Instantie: Commissie gelijke behandeling, 25 maart 1998

Instantie

Commissie gelijke behandeling

Samenvatting


Een moslimorganisatie wenst een schoolgebouw van een gemeente te kopen
om daarin een moskeevoorziening te realiseren. De gemeente heeft de makelaar
opgedragen het pand niet te koop aan te bieden aan een islamitische organisatie
dan wel een ‘kerkelijke’ organisatie. Volgens de gemeente hield dit verband
met de publiekstrekkende functie van kerkelijke organisaties. Ook zou het
pand te dicht bij een andere moskee liggen. De gemeente maakt hierdoor
onderscheid op grond van godsdienst volgens de organisatie.
De Commissie acht het, gelet op de advertentietekst, niet aannemelijk dat
de door de gemeente gestelde reden van uitsluiting van ‘kerkelijke’ organisaties
is gelegen in hun publiekstrekkende functie. Nu er een verschil in behandeling
is gemaakt tussen kerkelijke en andere organisaties is sprake van direct
onderscheid naar godsdienst. De gemeente heeft als reden voor weigering
voorts genoemd dat de moskee te dicht bij een andere moskee zou komen.
De Commissie oordeelt dat de gemeente hiermee eveneens direct onderscheid
naar godsdienst heeft gemaakt.

Volledige tekst


Partijen verschillen van mening over de vraag of de uitsluiting van de
koop alleen islamitische organisaties betrof dan wel ‘kerkelijke’ organisaties
in het algemeen. Het begrip ‘kerkelijk’ wordt hierbij door de wederpartij
ruim geïnterpreteerd, aangezien door de laatste ook verzoekster als ‘kerkelijke’
organisatie wordt beschouwd. De wederpartij heeft ter zitting bevestigd
dat de opdracht aan de makelaar inhield, dat het betreffende pand niet
zou worden verkocht aan ‘kerkelijke’ organisaties. Vaststaat derhalve dat
deze werden uitgesloten.

Voor de vraag of dit handelen inhoudt dat direct of indirect onderscheid
wordt gemaakt, zijn de feiten en concrete omstandigheden van belang.

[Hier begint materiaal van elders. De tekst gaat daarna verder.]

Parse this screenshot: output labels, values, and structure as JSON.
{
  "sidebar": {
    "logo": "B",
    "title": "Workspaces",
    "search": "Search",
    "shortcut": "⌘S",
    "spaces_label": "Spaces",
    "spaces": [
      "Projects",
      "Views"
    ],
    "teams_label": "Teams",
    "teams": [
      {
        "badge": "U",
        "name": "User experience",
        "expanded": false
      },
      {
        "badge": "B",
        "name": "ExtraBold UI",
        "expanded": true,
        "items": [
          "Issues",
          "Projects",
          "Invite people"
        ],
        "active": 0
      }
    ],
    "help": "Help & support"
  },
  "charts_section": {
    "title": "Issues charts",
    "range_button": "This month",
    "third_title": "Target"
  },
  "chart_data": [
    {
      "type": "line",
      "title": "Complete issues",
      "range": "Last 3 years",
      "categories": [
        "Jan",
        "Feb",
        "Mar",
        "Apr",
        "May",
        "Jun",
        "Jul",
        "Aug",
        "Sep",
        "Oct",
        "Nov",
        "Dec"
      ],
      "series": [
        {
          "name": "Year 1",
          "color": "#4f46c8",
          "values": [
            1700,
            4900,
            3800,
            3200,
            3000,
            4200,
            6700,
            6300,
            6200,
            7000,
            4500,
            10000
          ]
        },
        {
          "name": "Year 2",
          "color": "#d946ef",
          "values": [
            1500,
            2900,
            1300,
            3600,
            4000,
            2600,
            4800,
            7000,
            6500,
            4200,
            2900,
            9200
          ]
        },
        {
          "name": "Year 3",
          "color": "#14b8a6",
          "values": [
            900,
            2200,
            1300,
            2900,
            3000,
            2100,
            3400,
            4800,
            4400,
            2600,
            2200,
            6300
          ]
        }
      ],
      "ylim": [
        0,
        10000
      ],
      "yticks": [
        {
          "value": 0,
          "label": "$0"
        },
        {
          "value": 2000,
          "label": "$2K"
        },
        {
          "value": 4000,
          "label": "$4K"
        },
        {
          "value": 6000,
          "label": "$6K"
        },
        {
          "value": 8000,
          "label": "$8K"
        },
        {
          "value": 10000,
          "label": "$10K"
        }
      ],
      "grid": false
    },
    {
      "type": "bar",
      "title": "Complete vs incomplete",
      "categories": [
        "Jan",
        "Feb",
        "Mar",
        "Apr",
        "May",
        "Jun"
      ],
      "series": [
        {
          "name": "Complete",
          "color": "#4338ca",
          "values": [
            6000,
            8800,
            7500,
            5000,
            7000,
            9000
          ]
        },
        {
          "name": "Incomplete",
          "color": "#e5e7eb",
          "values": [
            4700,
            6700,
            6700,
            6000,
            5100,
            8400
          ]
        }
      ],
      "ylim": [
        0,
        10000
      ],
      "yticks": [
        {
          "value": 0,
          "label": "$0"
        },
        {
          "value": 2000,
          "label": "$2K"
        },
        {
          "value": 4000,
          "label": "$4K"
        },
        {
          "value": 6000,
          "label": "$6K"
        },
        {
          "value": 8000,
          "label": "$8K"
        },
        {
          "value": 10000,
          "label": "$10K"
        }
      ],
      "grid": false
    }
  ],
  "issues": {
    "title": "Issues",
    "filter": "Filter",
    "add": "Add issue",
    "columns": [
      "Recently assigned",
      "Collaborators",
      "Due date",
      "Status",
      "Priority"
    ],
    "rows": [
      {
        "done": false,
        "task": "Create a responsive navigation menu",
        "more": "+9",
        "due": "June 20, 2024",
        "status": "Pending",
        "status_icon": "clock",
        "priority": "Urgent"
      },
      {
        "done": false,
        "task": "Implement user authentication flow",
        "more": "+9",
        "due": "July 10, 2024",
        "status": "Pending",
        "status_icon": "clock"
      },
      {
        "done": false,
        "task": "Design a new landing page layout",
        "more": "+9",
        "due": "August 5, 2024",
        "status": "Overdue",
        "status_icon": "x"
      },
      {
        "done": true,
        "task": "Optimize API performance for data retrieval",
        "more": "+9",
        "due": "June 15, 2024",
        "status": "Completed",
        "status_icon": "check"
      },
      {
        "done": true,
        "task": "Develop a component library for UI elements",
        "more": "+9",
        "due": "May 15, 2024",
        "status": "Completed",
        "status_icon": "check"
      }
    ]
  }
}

Indien
sprake is van een gedraging waarvan het effect is dat ‘kerkelijke’ organisaties
in overwegende mate worden getroffen, dient het onderzoek van de Commissie
zich te richten op de vraag of sprake is van indirect onderscheid. Indien
echter uit de feiten en omstandigheden blijkt dat rechtstreeks wordt verwezen
naar de hoedanigheid van de organisatie als ‘kerkelijke’ organisatie zoals
door de wederpartij geïnterpreteerd, is sprake van direct onderscheid.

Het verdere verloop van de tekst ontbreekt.